Kai Lee Mykels made her entrance in a multicolored leotard, fishnets and a wig of circus clown orange. She looked fabulous in an absurd way, like a beauty contestant conjured by a flawed early version of A.I. She vamped around the room to the thump of the music, snatching bills from shrieking fans who held them between their fingers like cigarettes.
She asked for shows of hands: Who’s straight, who’s gay, who’s bisexual? She bid a special hello to the “lez-bins,” but confessed she didn’t get them: “I came crying out of the vagina for a reason.” Turning to a man in the audience, she said, “He’s straight but I want to have his baby so bad.”
It was Wednesday night at Icons, a Colorado Springs gay bar with singing bartenders and bathrooms dedicated to Beyoncé, Elton John and Judy Garland. But for now, Kai Lee was the diva who mattered. Her show, anticipated for months, was sold out. Friends had brought gifts — flowers, photos, butterflies preserved eternally under glass.

Working the room, she pursed her purple lips at a guy, assuring him that if he didn’t find her attractive, “beauty’s only a light switch away.”

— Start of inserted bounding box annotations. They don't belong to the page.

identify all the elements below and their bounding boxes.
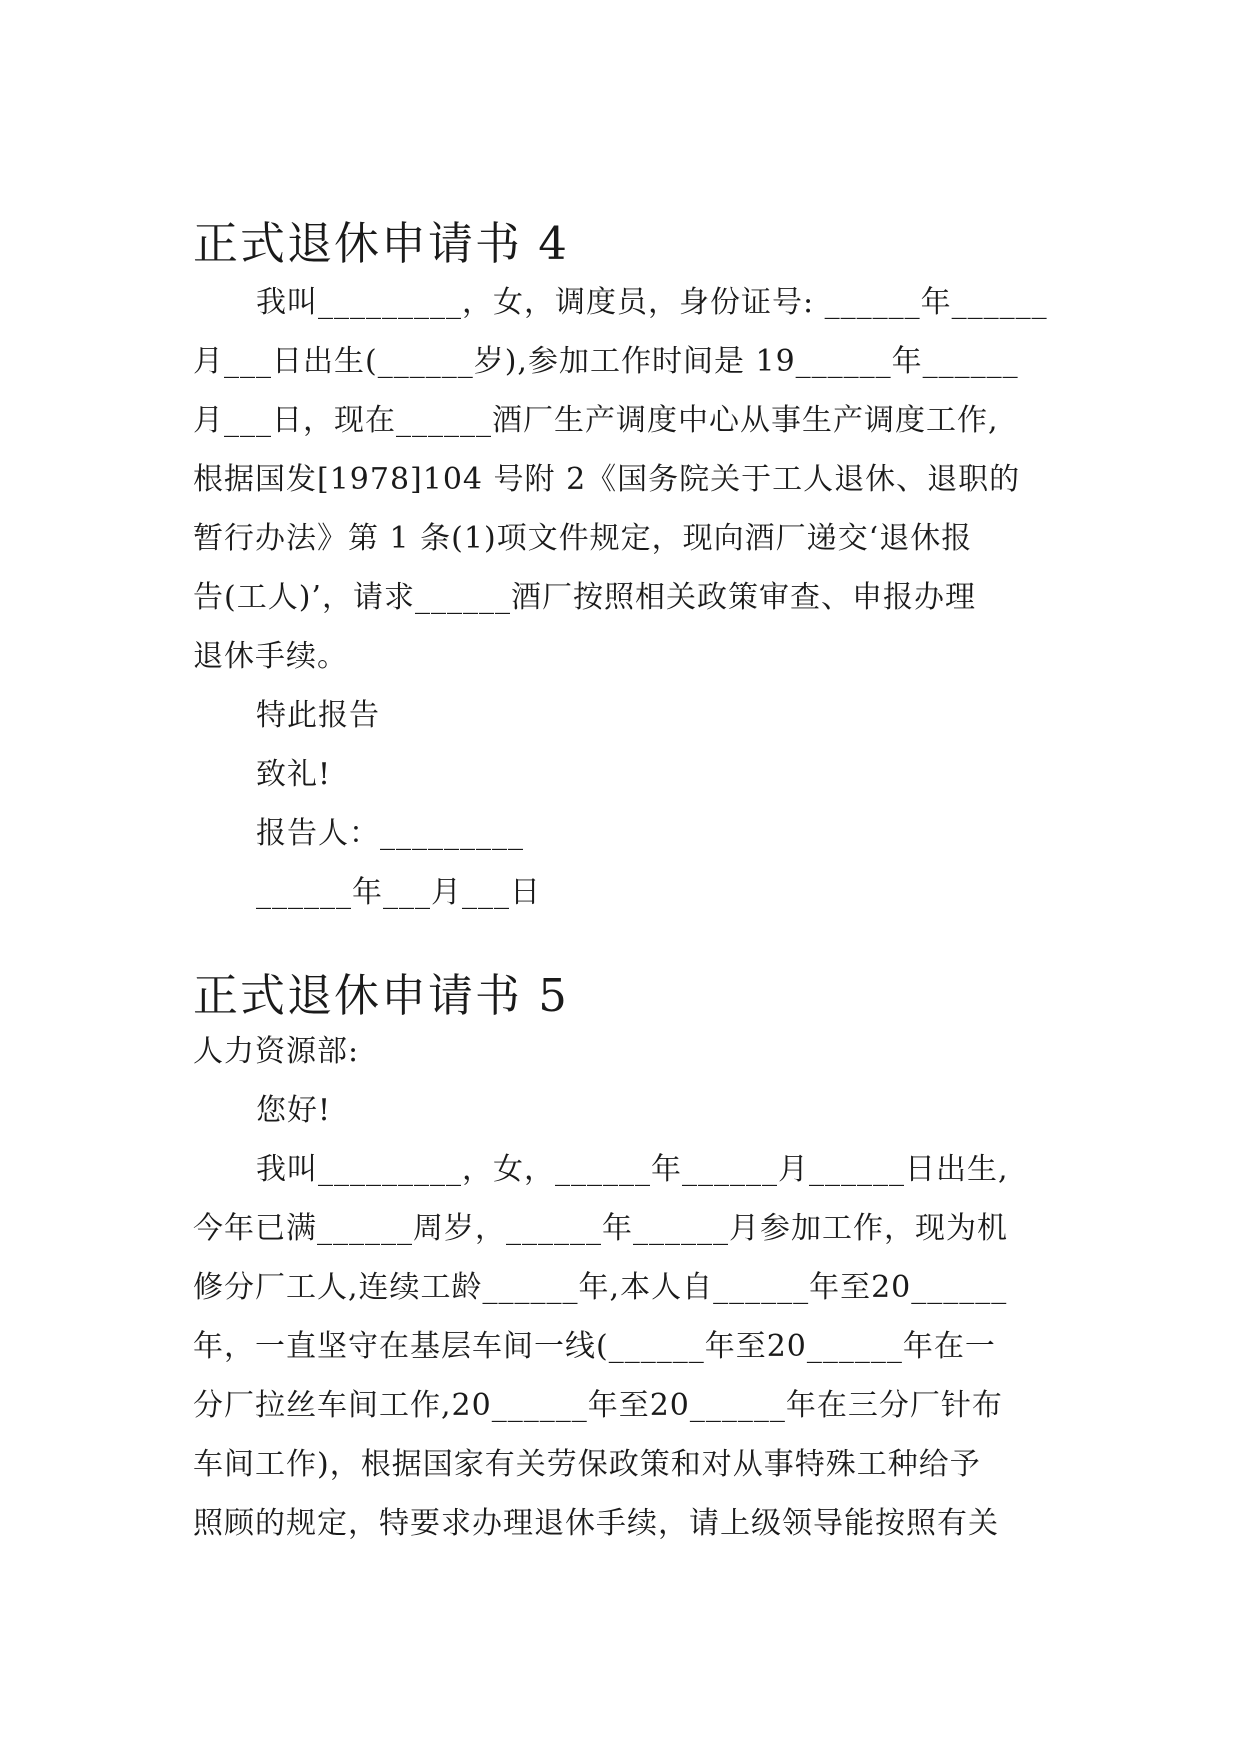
section-5-body-line-3: 修分厂工人,连续工龄______年,本人自______年至20______ — [193, 1270, 1008, 1305]
section-5-addressee: 人力资源部: — [193, 1034, 360, 1069]
section-4-closing: 特此报告 — [256, 698, 380, 733]
section-5-body-line-5: 分厂拉丝车间工作,20______年至20______年在三分厂针布 — [193, 1388, 1003, 1423]
section-4-body-line-1: 我叫_________，女，调度员，身份证号: ______年______ — [256, 285, 1048, 320]
section-4-salutation: 致礼! — [256, 757, 332, 792]
section-5-body-line-4: 年，一直坚守在基层车间一线(______年至20______年在一 — [193, 1329, 996, 1364]
section-4-body-line-7: 退休手续。 — [193, 639, 348, 674]
section-5-body-line-2: 今年已满______周岁，______年______月参加工作，现为机 — [193, 1211, 1008, 1246]
section-5-body-line-1: 我叫_________，女，______年______月______日出生, — [256, 1152, 1009, 1187]
section-4-body-line-4: 根据国发[1978]104 号附 2《国务院关于工人退休、退职的 — [193, 462, 1021, 497]
section-4-reporter: 报告人：_________ — [256, 816, 524, 851]
section-4-date: ______年___月___日 — [256, 875, 541, 910]
section-4-body-line-2: 月___日出生(______岁),参加工作时间是 19______年______ — [193, 344, 1019, 379]
section-5-title: 正式退休申请书 5 — [193, 969, 569, 1022]
section-5-body-line-7: 照顾的规定，特要求办理退休手续，请上级领导能按照有关 — [193, 1506, 999, 1541]
section-5-body-line-6: 车间工作)，根据国家有关劳保政策和对从事特殊工种给予 — [193, 1447, 981, 1482]
section-5-greeting: 您好! — [256, 1093, 332, 1128]
section-4-body-line-6: 告(工人)’，请求______酒厂按照相关政策审查、申报办理 — [193, 580, 976, 615]
section-4-title: 正式退休申请书 4 — [193, 217, 569, 270]
section-4-body-line-3: 月___日，现在______酒厂生产调度中心从事生产调度工作, — [193, 403, 999, 438]
section-4-body-line-5: 暂行办法》第 1 条(1)项文件规定，现向酒厂递交‘退休报 — [193, 521, 973, 556]
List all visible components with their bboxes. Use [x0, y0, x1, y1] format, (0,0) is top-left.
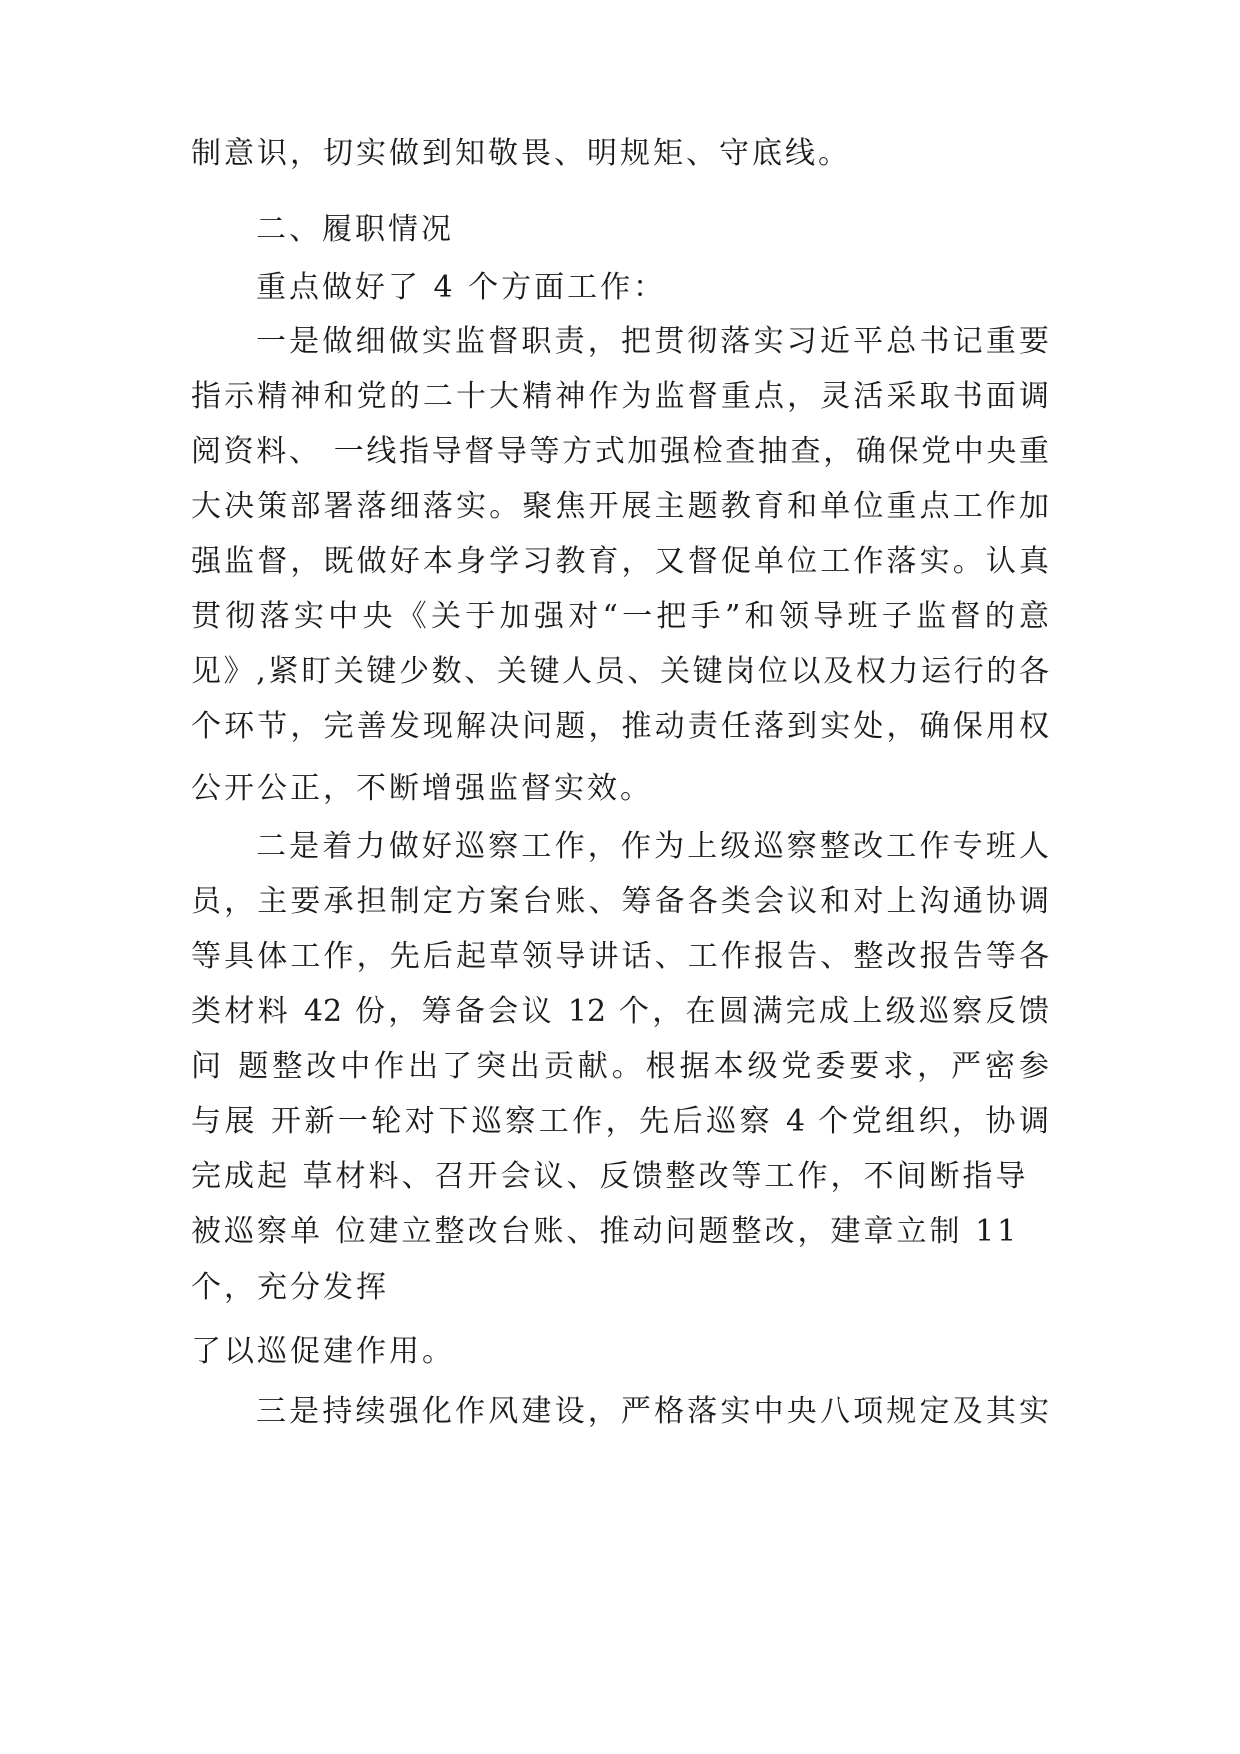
paragraph-line: 了以巡促建作用。 [191, 1334, 455, 1369]
paragraph-line: 公开公正，不断增强监督实效。 [191, 771, 653, 806]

The audience hooted, as Kai Lee’s devotees had often done during the 15 years she had spread her message of empowerment-through-not-giving-a-damn. Still, there was a whiff of sadness in the air, along with the hair spray. Somewhere under that leotard, concealed beneath all the MAC, Morphe and Maybelline, was Kai Lee Mykels’s creator, Kai Brown, who was sure to cry before the night was over.